Calling multiple CoreML Requests in Swift

Working with CoreML and trying to execute two models within the same queue with using the camera as a feed for image recognition. However, I can't seem to allow VNCoreMLRequest to run two models at once. I'm new to iOS and swift. Any suggestions on how to run two models on this request?
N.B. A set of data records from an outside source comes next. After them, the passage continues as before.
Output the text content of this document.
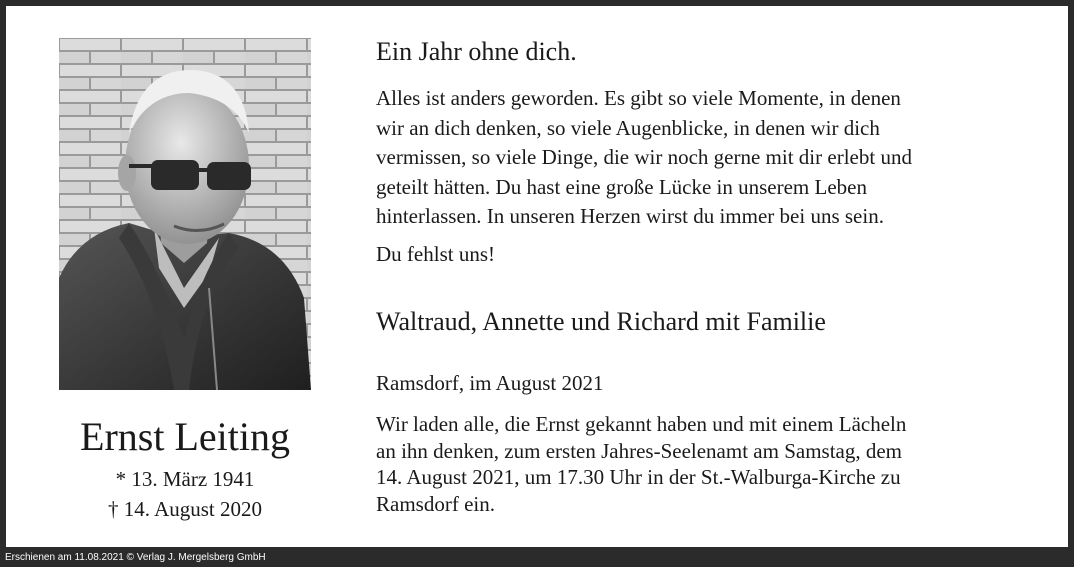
Ernst Leiting
* 13. März 1941
† 14. August 2020
Ein Jahr ohne dich.
Alles ist anders geworden. Es gibt so viele Momente, in denen
wir an dich denken, so viele Augenblicke, in denen wir dich
vermissen, so viele Dinge, die wir noch gerne mit dir erlebt und
geteilt hätten. Du hast eine große Lücke in unserem Leben
hinterlassen. In unseren Herzen wirst du immer bei uns sein.
Du fehlst uns!
Waltraud, Annette und Richard mit Familie
Ramsdorf, im August 2021
Wir laden alle, die Ernst gekannt haben und mit einem Lächeln
an ihn denken, zum ersten Jahres-Seelenamt am Samstag, dem
14. August 2021, um 17.30 Uhr in der St.-Walburga-Kirche zu
Ramsdorf ein.
Erschienen am 11.08.2021 © Verlag J. Mergelsberg GmbH
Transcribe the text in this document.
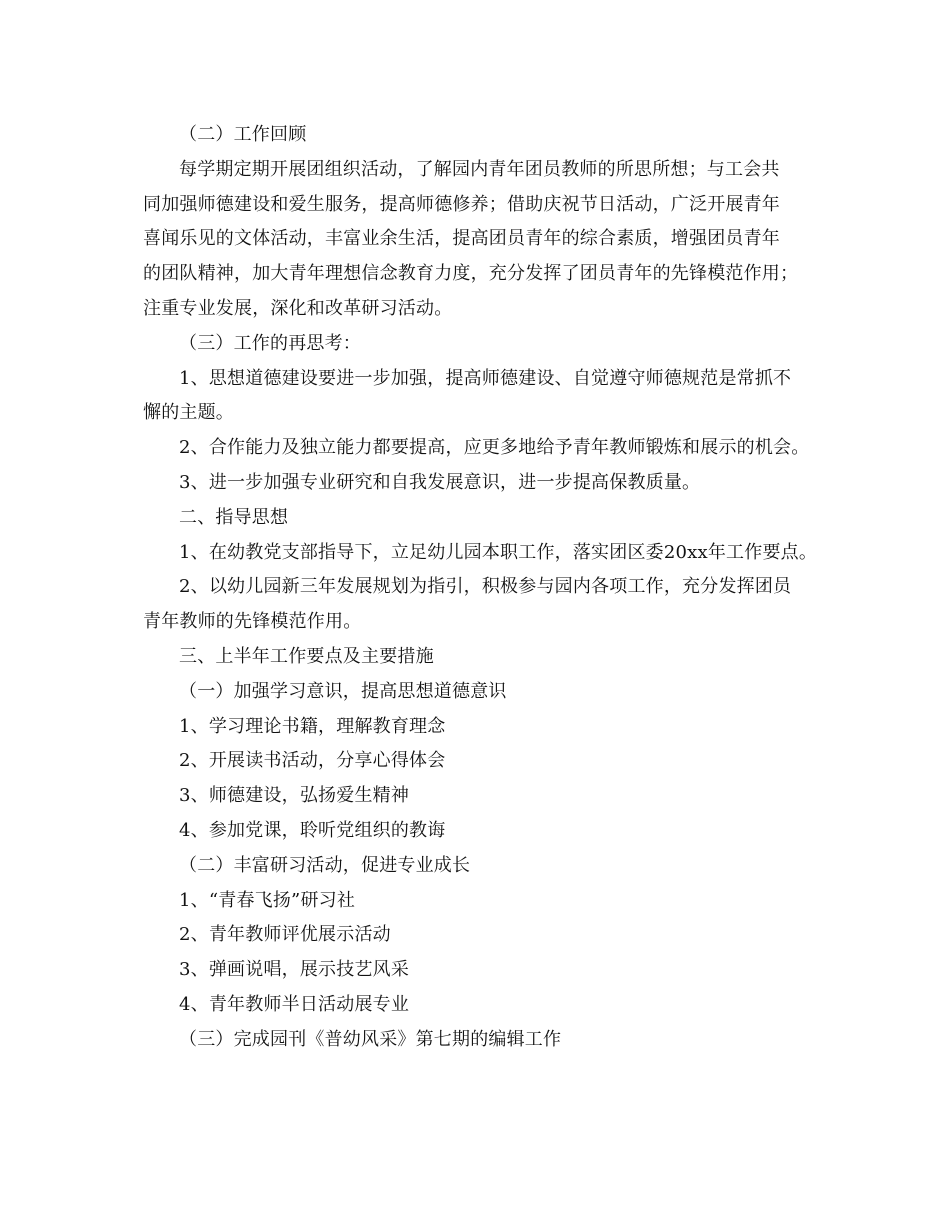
（二）工作回顾
每学期定期开展团组织活动，了解园内青年团员教师的所思所想；与工会共
同加强师德建设和爱生服务，提高师德修养；借助庆祝节日活动，广泛开展青年
喜闻乐见的文体活动，丰富业余生活，提高团员青年的综合素质，增强团员青年
的团队精神，加大青年理想信念教育力度，充分发挥了团员青年的先锋模范作用；
注重专业发展，深化和改革研习活动。
（三）工作的再思考：
1、思想道德建设要进一步加强，提高师德建设、自觉遵守师德规范是常抓不
懈的主题。
2、合作能力及独立能力都要提高，应更多地给予青年教师锻炼和展示的机会。
3、进一步加强专业研究和自我发展意识，进一步提高保教质量。
二、指导思想
1、在幼教党支部指导下，立足幼儿园本职工作，落实团区委20xx年工作要点。
2、以幼儿园新三年发展规划为指引，积极参与园内各项工作，充分发挥团员
青年教师的先锋模范作用。
三、上半年工作要点及主要措施
（一）加强学习意识，提高思想道德意识
1、学习理论书籍，理解教育理念
2、开展读书活动，分享心得体会
3、师德建设，弘扬爱生精神
4、参加党课，聆听党组织的教诲
（二）丰富研习活动，促进专业成长
1、“青春飞扬”研习社
2、青年教师评优展示活动
3、弹画说唱，展示技艺风采
4、青年教师半日活动展专业
（三）完成园刊《普幼风采》第七期的编辑工作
func captureOutput(_ output: AVCaptureOutput, didOutput sampleBuffer: CMSampleBuffer, from connection: AVCaptureConnection) { 

var fitness_identifer = "" 
var fitness_confidence = 0 
guard let model_one = try? VNCoreMLModel(for: imagenet_ut().model) else { return } 
guard let model_two = try?VNCoreMLModel(for: ut_legs2().model) else { return } 
let request = VNCoreMLRequest(model: [model_one, model_two]) { (finishedRequest, error) in 
guard let results = finishedRequest.results as? [VNClassificationObservation] else { return } 
guard let Observation = results.first else { return } 


DispatchQueue.main.async(execute: { 
fitness_identifer = Observation.identifier 
fitness_confidence = Int(Observation.confidence * 100) 
self.label.text = "\(Int(fitness_confidence))% it's a \(fitness_identifer)" }) } 
guard let pixelBuffer: CVPixelBuffer = CMSampleBufferGetImageBuffer(sampleBuffer) else { return } / 


try? VNImageRequestHandler(cvPixelBuffer: pixelBuffer, options: [:]).perform([request]) }

Here is the error when I attempt the two models at once:

Contextual type 'VNCoreMLModel' cannot be used with array literal

Replies

So if I understood you correctly you want to execute two models and combine the predictions of both models?


I'm affraid you can't do that within a single request (VNCoreMLRequest can't be initalized with an array of models, as the error message suggests). You need to create and perform two requests and synchronize the results. You could for instance store the results of each request in scoped variables and check in each result handler if the result of the other request is already available and aggregate them in this case.


Sidenote: I (and Apple) would highly recommend you cache the models you use for your predictions and don't create then anew for every video frame. This comes with huge performance penelties.

For optimal performance you'll need to combine both models into a single model that takes one input (the image) and produces two outputs.